O PSD não se conforma com a possibilidade de o Governo não querer entrar em consensos na escolha do novo procurador-geral da República, sucessor de José Souto Moura. Ao DN, Eduardo Azevedo Soares diz que há uma "prática instituída que deve ser mantida".

O primeiro vice-presidente do PSD, que lançou a ideia do consenso entre socialistas e sociais-democratas na Festa do Pontal, em Quarteira, este fim-de-semana, lembra o processo de nomeação de Souto Moura: "O primeiro-ministro sabe o que todos também sabemos - há seis anos o então primeiro-ministro António Guterres e o então presidente da República Jorge Sampaio decidiram que a nomeação do procurador-geral da República deveria ser feita em consenso com a oposição."

Pouco satisfeito com a resposta negativa dada pelo PS na edição de ontem do DN, Azevedo Soares avisa que "na altura própria veremos se o Governo tem este sentido de Estado ou se, ao contrário, confunde maioria absoluta com poder absoluto". Em tom de ameaça, o número dois do PSD dirigido por Marques Mendes garante que "cada um assumirá as suas responsabilidades".

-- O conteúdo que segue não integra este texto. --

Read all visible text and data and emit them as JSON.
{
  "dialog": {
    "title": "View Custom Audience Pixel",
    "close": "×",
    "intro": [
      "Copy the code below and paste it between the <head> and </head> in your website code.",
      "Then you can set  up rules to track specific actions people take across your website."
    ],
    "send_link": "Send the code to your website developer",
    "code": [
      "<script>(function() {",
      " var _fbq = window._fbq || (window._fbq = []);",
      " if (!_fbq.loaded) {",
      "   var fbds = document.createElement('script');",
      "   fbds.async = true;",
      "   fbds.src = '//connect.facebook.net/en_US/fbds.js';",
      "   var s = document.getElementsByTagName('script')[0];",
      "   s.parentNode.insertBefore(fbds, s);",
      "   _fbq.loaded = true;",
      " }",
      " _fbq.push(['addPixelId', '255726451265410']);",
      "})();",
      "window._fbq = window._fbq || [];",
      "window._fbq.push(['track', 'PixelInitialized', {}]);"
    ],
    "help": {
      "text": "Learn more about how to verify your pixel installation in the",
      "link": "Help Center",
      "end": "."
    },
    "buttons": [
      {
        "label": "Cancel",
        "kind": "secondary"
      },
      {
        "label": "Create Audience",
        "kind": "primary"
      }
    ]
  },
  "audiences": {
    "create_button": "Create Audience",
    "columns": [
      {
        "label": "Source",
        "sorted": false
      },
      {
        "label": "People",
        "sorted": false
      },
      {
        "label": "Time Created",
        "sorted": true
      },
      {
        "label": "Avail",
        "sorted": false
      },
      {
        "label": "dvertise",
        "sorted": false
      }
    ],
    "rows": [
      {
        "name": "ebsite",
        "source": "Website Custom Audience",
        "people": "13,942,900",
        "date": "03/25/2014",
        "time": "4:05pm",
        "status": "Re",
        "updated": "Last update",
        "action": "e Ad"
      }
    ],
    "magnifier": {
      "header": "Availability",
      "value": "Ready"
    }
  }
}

Vitalino Canas, porta-voz do PS, garantira, pelo contrário, que "não há nenhuma tradição nem regra que fale em consensos. O que se passa é que pode haver uma informação prévia, mas esta não está constitucionalmente consagrada nem tem de acontecer." Mais, o deputado socialista disse mesmo que "o Governo e o Presidente da República farão aquilo que a Constituição diz. É pena que o PSD só se lembre dos consensos agora."

A direcção laranja, que se reuniu ontem para analisar o eventual envio de tropas portuguesas para o Líbano, também discutiu o caso da nomeação do novo PGR, que acaba o mandato de seis anos em Outubro. "Ao nervosismo e à insegurança do Governo oferecemos a tranquilidade de quem está hoje a defender o mesmo que foi praticado há seis anos atrás e que é a solução que realmente interessa ao País", diz Azevedo Soares.

Há consensos e consensos

No PSD, embora isso não seja assumido, o assunto é tido como quase perdido. A ideia de que o primeiro-ministro, José Sócrates, irá querer quebrar a tal "prática instituída" está assente e há quem recorra às palavras do Presidente da República na campanha eleitoral e, sobretudo, na tomada de posse, a propósito justamente da necessidade de haver consensos.

No Palácio de Belém, o tema não merece qualquer comentário, até porque a iniciativa de propor o nome do futuro procurador-geral da República cabe exclusivamente ao Governo. Mas a verdade é que Cavaco Silva se referiu sempre aos consensos de uma forma demasiado vaga para poder ser encaixada na nomeação de um novo PGR, como quer o PSD.

O conceito do Chefe do Estado terá mais a ver com reformas estruturais ou o equilíbrio das contas públicas.